ABSTRACT

Throughout the Cold War, it was common practise that major powers did not participate in peacekeeping operations. Similarly, NATO members were also commonly excluded from such operations. There were exceptions; most notably the Canadians, Danes and Norwegians, and the British provided contingents for UNFICYP principally because that Force could not operate without the support of the British Sovereign Base Areas (SBAs) on Cyprus. The MSC was therefore seen as unable to exercise any command and control of operations in which the nations which they represent took so little part, operations of which they were so little representative. This was especially true as matters of international peace and security were seen as almost entirely of regional significance, and were generally regulated by regional treaties.2 There were of course no peacekeeping operations in Europe.

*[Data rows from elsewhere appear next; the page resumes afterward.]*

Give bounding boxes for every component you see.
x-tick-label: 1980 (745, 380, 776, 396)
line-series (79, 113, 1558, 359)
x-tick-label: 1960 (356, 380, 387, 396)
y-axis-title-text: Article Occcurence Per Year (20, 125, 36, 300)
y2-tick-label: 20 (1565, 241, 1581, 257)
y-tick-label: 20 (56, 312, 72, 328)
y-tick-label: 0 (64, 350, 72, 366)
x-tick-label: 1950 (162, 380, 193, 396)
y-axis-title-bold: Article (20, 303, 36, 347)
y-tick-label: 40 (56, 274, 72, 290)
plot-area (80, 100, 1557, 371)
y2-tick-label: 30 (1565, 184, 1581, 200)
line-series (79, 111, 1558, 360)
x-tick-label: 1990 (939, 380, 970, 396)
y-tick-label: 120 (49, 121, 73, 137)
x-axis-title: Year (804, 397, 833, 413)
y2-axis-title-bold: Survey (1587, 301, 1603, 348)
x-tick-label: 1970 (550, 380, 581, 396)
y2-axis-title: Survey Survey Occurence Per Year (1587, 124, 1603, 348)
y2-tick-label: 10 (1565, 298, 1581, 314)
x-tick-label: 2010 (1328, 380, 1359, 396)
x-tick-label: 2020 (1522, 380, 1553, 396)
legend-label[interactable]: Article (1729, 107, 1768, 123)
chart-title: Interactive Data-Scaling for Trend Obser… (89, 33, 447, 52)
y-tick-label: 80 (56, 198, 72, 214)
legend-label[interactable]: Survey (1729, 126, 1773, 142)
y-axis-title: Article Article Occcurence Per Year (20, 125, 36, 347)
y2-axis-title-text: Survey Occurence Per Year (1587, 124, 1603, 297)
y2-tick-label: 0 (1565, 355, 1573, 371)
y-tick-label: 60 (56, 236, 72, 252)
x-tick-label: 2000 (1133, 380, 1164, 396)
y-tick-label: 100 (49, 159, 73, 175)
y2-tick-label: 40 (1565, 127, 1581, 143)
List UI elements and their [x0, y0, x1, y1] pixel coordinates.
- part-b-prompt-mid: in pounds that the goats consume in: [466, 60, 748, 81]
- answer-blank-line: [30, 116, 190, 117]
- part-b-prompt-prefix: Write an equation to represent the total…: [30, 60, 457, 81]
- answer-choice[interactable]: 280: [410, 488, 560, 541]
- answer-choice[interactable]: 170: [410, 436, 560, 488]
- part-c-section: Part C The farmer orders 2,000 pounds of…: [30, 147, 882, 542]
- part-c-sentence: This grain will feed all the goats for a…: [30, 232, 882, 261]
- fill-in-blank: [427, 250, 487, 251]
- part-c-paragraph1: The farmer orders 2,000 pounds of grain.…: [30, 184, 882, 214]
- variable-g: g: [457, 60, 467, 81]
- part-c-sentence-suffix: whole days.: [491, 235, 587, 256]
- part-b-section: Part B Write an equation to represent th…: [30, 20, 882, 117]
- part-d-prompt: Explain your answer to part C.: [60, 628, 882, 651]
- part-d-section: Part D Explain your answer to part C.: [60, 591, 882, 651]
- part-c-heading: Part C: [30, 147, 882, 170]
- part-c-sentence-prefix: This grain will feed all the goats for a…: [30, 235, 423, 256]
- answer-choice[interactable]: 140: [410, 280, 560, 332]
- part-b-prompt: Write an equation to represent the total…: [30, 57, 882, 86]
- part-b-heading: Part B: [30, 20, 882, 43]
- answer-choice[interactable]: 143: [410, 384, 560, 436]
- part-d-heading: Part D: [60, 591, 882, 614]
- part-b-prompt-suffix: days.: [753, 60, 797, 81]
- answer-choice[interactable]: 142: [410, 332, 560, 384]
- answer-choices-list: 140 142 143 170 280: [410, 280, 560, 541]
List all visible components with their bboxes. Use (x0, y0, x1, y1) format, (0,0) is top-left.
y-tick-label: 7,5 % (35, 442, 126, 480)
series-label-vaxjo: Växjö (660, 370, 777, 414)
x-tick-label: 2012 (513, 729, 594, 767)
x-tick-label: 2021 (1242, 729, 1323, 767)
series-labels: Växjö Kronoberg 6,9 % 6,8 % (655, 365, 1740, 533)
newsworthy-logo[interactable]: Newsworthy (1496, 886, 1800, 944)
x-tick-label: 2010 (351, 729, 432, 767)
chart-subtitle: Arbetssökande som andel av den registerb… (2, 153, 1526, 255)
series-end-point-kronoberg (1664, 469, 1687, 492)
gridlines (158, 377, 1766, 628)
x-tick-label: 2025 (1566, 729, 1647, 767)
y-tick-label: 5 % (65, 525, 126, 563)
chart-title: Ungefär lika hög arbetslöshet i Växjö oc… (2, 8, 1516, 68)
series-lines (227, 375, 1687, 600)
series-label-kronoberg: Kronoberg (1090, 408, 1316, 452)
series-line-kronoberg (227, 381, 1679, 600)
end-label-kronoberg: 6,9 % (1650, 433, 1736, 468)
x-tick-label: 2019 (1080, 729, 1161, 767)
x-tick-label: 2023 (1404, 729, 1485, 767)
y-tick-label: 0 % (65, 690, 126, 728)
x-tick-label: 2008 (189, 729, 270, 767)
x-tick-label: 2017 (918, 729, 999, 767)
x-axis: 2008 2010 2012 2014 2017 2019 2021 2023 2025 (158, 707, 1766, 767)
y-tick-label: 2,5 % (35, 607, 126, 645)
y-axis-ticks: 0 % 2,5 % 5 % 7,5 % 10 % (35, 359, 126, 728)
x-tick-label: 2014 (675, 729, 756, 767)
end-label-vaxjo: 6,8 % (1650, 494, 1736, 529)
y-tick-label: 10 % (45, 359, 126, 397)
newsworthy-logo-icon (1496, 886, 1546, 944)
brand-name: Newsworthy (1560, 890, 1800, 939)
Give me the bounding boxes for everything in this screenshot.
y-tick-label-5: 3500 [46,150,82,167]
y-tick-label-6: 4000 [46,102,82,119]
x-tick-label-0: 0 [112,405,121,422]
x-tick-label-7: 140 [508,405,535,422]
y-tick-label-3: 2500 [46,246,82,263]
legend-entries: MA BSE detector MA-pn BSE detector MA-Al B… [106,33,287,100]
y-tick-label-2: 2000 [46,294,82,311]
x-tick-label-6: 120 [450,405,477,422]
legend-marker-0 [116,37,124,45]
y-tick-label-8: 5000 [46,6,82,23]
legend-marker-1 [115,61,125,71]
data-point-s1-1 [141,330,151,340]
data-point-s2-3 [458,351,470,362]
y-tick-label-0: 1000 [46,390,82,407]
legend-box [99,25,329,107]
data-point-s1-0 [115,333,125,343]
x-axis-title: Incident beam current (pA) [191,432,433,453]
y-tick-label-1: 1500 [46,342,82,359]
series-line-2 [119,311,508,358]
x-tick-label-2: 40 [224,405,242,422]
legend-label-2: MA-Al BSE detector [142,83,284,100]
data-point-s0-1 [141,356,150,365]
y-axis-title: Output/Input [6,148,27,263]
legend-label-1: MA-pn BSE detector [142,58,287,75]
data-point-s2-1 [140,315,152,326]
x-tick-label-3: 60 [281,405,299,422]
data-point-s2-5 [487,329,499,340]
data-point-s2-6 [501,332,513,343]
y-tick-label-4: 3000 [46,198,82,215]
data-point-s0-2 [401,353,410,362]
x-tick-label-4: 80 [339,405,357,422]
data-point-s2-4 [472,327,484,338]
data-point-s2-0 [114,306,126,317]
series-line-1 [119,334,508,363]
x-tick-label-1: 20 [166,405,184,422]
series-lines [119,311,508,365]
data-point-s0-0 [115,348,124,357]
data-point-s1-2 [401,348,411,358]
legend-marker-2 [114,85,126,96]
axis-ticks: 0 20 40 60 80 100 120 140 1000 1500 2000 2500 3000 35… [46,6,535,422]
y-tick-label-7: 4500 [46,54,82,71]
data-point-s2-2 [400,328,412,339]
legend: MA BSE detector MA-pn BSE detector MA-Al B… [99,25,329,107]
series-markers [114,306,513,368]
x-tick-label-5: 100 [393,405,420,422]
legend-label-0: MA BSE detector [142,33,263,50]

Thus the largely Euro-Atlantic MSC, quite aside from the East-West split characteristic of a bi-polar world, and a polarized world body, was considered unsuitable even to advise on the very issues and operations it had been created to help oversee. The situation was allowed to drift on like this with little (if any) re-examination, despite indications of changing circumstances as we began to emerge from the Cold War. This drift was likely due in no small part to a generally suspicious attitude towards, when not a distinct hostility to peacekeeping operations, on the part of just those powers who provided the MSC. There was (and there remains) as well an institutional resistance by some of those same members to any measures that might have strengthened any of the capacities of the United Nations.